When the string breaks, your wish comes true. Uh, what? I’d be
wishing I didn’t spend $25 on a necklace I was gonna lose! My point
is that you can create something which may or may not be well made
or well intentioned, but it seems to be all about marketing and
building relationships so you have repeat customers. I agree with
those who have said that on the job experience is more valuable than
school. However, if you want to be a designer, don’t forget to just
play with materials sometimes. That helps keep ideasfresh. Just my
two cents. Gerald, I would have loved to see those wind chimes!


#19

Hi all

However, there are people who make a living making jewelry which
is not intended to last or be repaired. 

See this stuff all the time. Asked to repair a ring with a broken
shank…5 mm thick just a disaster waiting to happen.

Person was not happy that to re-shank the ring was more than it
cost. Well hello cheap jewellery is usually cr*p jewellery. Also did
not like to be told it was probably not sterling, just a cheap
casting from Asia.

Not all of this comes from Asia, see a lot of gold rings with weak
shanks and too thin claws etc.

Also the chain store con of all rings are too small for the average
person so have to pay to have it re-sized.

Had a customer complain the chain store engagement ring had the
diamond fall out twice and she had to pay to have it reset.

She said her husband, a police officer was not happy.
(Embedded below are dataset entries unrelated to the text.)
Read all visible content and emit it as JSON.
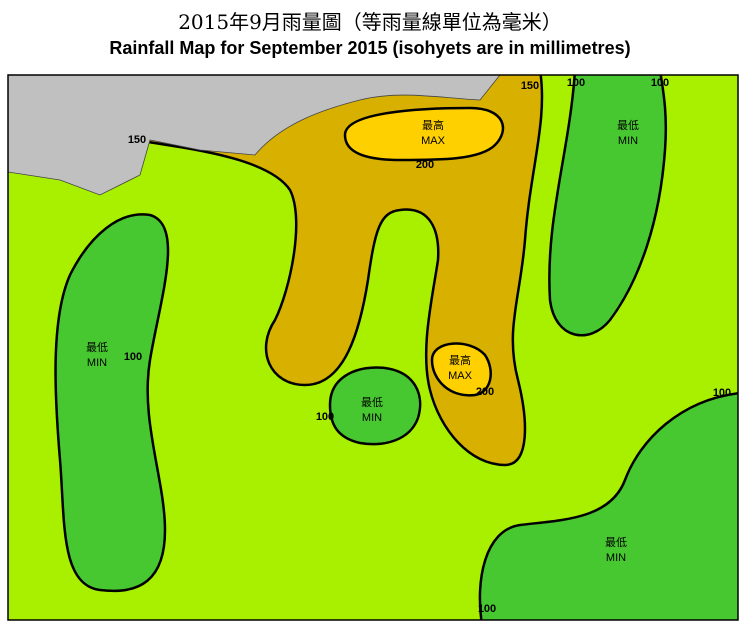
{
  "header": {
    "title_zh": "2015年9月雨量圖（等雨量線單位為毫米）",
    "title_en": "Rainfall Map for September 2015 (isohyets are in millimetres)"
  },
  "map": {
    "zones": [
      {
        "label_zh": "最高",
        "label_en": "MAX"
      },
      {
        "label_zh": "最高",
        "label_en": "MAX"
      },
      {
        "label_zh": "最低",
        "label_en": "MIN"
      },
      {
        "label_zh": "最低",
        "label_en": "MIN"
      },
      {
        "label_zh": "最低",
        "label_en": "MIN"
      },
      {
        "label_zh": "最低",
        "label_en": "MIN"
      }
    ],
    "isohyet_labels": [
      150,
      150,
      100,
      100,
      200,
      100,
      100,
      200,
      100,
      100
    ]
  }
}
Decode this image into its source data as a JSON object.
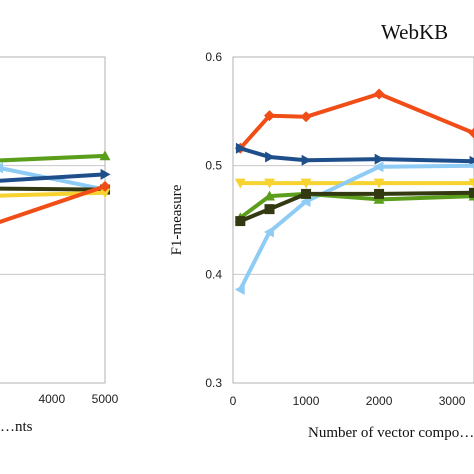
{
  "chart_data": [
    {
      "type": "line",
      "title": "",
      "xlabel": "…nts",
      "ylabel": "",
      "xticks": [
        "4000",
        "5000"
      ],
      "xlim": [
        2650,
        5000
      ],
      "ylim": [
        0.3,
        0.6
      ],
      "grid": true,
      "series": [
        {
          "color": "#5a9e1c",
          "marker": "triangle-up",
          "x": [
            2650,
            5000
          ],
          "y": [
            0.504,
            0.509
          ]
        },
        {
          "color": "#8ecbf5",
          "marker": "triangle-left",
          "x": [
            2650,
            3000,
            5000
          ],
          "y": [
            0.497,
            0.498,
            0.478
          ]
        },
        {
          "color": "#1f4f8a",
          "marker": "triangle-right",
          "x": [
            2650,
            5000
          ],
          "y": [
            0.485,
            0.492
          ]
        },
        {
          "color": "#333a12",
          "marker": "square",
          "x": [
            2650,
            5000
          ],
          "y": [
            0.479,
            0.478
          ]
        },
        {
          "color": "#f7d331",
          "marker": "triangle-down",
          "x": [
            2650,
            5000
          ],
          "y": [
            0.472,
            0.475
          ]
        },
        {
          "color": "#f04e16",
          "marker": "diamond",
          "x": [
            2650,
            5000
          ],
          "y": [
            0.442,
            0.481
          ]
        }
      ]
    },
    {
      "type": "line",
      "title": "WebKB",
      "xlabel": "Number of vector compo…",
      "ylabel": "F1-measure",
      "xticks": [
        "0",
        "1000",
        "2000",
        "3000"
      ],
      "yticks": [
        "0.3",
        "0.4",
        "0.5",
        "0.6"
      ],
      "xlim": [
        0,
        3300
      ],
      "ylim": [
        0.3,
        0.6
      ],
      "grid": true,
      "series": [
        {
          "color": "#f04e16",
          "marker": "diamond",
          "x": [
            100,
            500,
            1000,
            2000,
            3300
          ],
          "y": [
            0.516,
            0.546,
            0.545,
            0.566,
            0.53
          ]
        },
        {
          "color": "#1f4f8a",
          "marker": "triangle-right",
          "x": [
            100,
            500,
            1000,
            2000,
            3300
          ],
          "y": [
            0.516,
            0.508,
            0.505,
            0.506,
            0.504
          ]
        },
        {
          "color": "#f7d331",
          "marker": "triangle-down",
          "x": [
            100,
            500,
            1000,
            2000,
            3300
          ],
          "y": [
            0.484,
            0.484,
            0.484,
            0.484,
            0.484
          ]
        },
        {
          "color": "#8ecbf5",
          "marker": "triangle-left",
          "x": [
            100,
            500,
            1000,
            2000,
            3300
          ],
          "y": [
            0.386,
            0.439,
            0.467,
            0.499,
            0.5
          ]
        },
        {
          "color": "#5a9e1c",
          "marker": "triangle-up",
          "x": [
            100,
            500,
            1000,
            2000,
            3300
          ],
          "y": [
            0.452,
            0.472,
            0.474,
            0.469,
            0.472
          ]
        },
        {
          "color": "#333a12",
          "marker": "square",
          "x": [
            100,
            500,
            1000,
            2000,
            3300
          ],
          "y": [
            0.449,
            0.46,
            0.474,
            0.474,
            0.475
          ]
        }
      ]
    }
  ]
}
Gave her the
right info to deal with the store. Went in with husband in uniform.

Ring re-clawed and refunds forth coming. These guys do the trade no
favours.

I guarantee my jewellery for life. All components over engineered.
Had 2 repairs in 25 years, not my fault pieces were dropped on
concrete or shut in doors. Fixed for free. Quality and service set
you apart from the rest.

all the best
Richard.


#20

Hi Eleanor and others

There is also amazing, innovative jewelry out there. And some of it
could be considered art jewelry. I personally like to make jewelry
that people feel is like art they are wearing. But I also think it
needs to be made well (sloppy solder seams and lumpy bezels are not
an artistic statement to me), and I think it needs to look wearable.
Weird for weird's sake is just ridiculous. 

yes there is wonderful jewellery out there. I make many classic
designs. But I also make unique fused and reticulated gem set pieces.
All made to the highest quality. Quality fabrication and unique
designs and very wearable.

Sold a ring the other week, rose quartz ball in a reticulated shank.
Thought pushed this too far no one will buy this.

Had many look at over a few weeks, then this guy just put it on and
fell in love with this. Had never seen anything like it.

Told him this is what I make when I am bored at the bench. There
will never be another one of these. This ring was for him but I could
see he was short of cash gave him a discount and his girlfriend paid
with plastic. Both happy and me too.

They may be hungry till pay day but love can feed you well.

These are the sales that make my day. When I see the enrapturement
on the client’s face money is secondary.

I am such a sucker for this. Still made a good profit, I am not a
complete idiot just an emotional one.